Election is made or revoked with respect to all controlled foreign corporations that are members of a CFC group which is generally a CFC connected through ownership of more than 50% (vote).

The election or revocation can be made on an amended return provided specific requirements are met, including that all US shareholders of the CFC file an amended return. Special rules apply to domestic partnerships.

Calculating the Effective Tax Rate

GILTI high-tax exception applies where the effective tax rate is greater than 18.9% (90% of the highest corporate income tax rate which is currently 21%).

Calculation of the effective tax rate based on a “tested unit” approach. For this purpose there can be multiple tested units of one CFC for which the GILTI high-tax exclusion has to be applied to each tested unit separately. Multiple tested units are treated as a single tested unit (this is mandatory) if the tested units are tax residents of, or located in, the same foreign country.

Determining gross income attributable to a tested unit is generally based on a separate set of books and records (as defined under Treas. Reg. §1.989(a)-1(d)) of the tested unit. There are special rules related to transparent interests (i.e., an interest in a pass-through entity that is not a tested unit).

The gross income is generally determined under U.S. federal income tax principles and adjusted for disregarded payments. Deductions are generally allocated and apportioned based on federal income tax principles.

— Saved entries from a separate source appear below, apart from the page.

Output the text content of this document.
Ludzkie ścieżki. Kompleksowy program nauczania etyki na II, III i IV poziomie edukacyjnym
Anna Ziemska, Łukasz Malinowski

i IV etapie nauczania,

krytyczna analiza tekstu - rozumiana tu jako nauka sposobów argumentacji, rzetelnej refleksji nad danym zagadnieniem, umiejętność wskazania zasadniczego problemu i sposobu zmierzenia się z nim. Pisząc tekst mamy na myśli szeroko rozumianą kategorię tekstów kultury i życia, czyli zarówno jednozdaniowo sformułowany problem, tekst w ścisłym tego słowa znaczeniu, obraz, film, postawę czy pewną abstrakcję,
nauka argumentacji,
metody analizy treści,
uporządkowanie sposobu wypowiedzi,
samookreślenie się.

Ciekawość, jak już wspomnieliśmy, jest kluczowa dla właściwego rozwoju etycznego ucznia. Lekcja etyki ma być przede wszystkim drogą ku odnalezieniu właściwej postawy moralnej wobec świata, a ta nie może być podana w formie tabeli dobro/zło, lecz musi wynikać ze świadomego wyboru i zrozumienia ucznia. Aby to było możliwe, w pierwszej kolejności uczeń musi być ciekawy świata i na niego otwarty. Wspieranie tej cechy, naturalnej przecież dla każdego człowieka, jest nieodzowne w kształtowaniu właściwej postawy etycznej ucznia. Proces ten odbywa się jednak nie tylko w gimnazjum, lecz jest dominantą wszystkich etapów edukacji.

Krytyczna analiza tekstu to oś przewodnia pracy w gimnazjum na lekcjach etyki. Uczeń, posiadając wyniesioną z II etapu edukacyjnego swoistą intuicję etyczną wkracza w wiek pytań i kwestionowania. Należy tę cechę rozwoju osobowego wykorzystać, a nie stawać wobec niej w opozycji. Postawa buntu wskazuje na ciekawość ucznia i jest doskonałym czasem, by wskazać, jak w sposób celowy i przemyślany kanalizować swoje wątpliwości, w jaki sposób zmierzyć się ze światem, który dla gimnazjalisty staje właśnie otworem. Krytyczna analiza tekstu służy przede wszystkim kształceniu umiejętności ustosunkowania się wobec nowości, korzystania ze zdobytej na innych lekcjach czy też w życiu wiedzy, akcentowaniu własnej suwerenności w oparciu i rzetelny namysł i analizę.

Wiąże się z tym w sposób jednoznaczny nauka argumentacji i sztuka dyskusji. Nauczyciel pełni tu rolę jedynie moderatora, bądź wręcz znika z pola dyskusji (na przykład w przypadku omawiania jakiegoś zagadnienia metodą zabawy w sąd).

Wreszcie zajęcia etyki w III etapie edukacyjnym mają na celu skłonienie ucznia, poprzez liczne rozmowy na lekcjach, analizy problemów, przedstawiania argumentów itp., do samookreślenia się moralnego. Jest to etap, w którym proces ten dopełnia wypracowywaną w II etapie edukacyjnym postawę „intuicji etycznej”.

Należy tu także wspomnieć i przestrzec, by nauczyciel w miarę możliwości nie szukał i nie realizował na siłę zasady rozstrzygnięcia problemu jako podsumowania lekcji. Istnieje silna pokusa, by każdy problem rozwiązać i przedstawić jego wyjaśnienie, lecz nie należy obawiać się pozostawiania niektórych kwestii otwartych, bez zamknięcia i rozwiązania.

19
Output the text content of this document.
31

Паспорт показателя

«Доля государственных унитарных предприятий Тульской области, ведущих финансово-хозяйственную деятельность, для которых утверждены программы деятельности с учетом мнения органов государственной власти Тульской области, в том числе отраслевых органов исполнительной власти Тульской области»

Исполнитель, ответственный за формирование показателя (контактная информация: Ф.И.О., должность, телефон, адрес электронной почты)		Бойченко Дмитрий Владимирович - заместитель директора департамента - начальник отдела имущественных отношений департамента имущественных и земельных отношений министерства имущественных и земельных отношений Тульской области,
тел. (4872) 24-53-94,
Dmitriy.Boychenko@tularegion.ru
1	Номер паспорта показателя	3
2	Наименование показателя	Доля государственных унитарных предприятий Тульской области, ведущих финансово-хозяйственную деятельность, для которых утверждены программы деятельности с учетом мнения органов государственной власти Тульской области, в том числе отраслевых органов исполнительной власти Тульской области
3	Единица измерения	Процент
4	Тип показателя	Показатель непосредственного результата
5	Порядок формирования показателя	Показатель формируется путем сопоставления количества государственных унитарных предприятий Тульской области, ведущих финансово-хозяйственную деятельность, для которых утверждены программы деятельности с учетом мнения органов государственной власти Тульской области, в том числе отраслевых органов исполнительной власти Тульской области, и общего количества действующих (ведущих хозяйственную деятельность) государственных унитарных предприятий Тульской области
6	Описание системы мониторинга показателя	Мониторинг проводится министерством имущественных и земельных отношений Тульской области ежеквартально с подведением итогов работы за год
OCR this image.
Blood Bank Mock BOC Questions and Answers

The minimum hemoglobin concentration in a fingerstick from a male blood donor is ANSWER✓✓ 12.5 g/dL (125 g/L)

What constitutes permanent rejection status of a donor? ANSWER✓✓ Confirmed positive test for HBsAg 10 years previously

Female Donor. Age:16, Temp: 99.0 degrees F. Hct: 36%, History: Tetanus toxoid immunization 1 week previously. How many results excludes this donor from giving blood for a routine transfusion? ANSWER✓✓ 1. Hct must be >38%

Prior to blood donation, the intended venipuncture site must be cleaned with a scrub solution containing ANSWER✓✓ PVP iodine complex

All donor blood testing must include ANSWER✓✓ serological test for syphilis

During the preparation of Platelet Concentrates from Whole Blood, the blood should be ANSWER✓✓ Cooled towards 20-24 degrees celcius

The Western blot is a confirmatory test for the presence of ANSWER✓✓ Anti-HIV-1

No special adjustments are allowed for foreign net operating losses or other timing differences.

Tested Unit

Generally, there are three categories of a tested unit:

  • A Controlled Foreign Corporation (CFC)
  • An interest in a pass-through entity held (directly or indirectly) by a CFC if it meets these requirements: Pass-through entity is a tax resident of a foreign country and is not subject to tax as a resident but is treated as a corporation.
  • A branch (or portion of a branch) where the activities are carried on directly or indirectly by a CFC provided that either the branch gives rise to a taxable presence in the country where the branch is located or under the owner’s tax law, and the owner’s tax law provides an exclusion, exemption, or similar relief.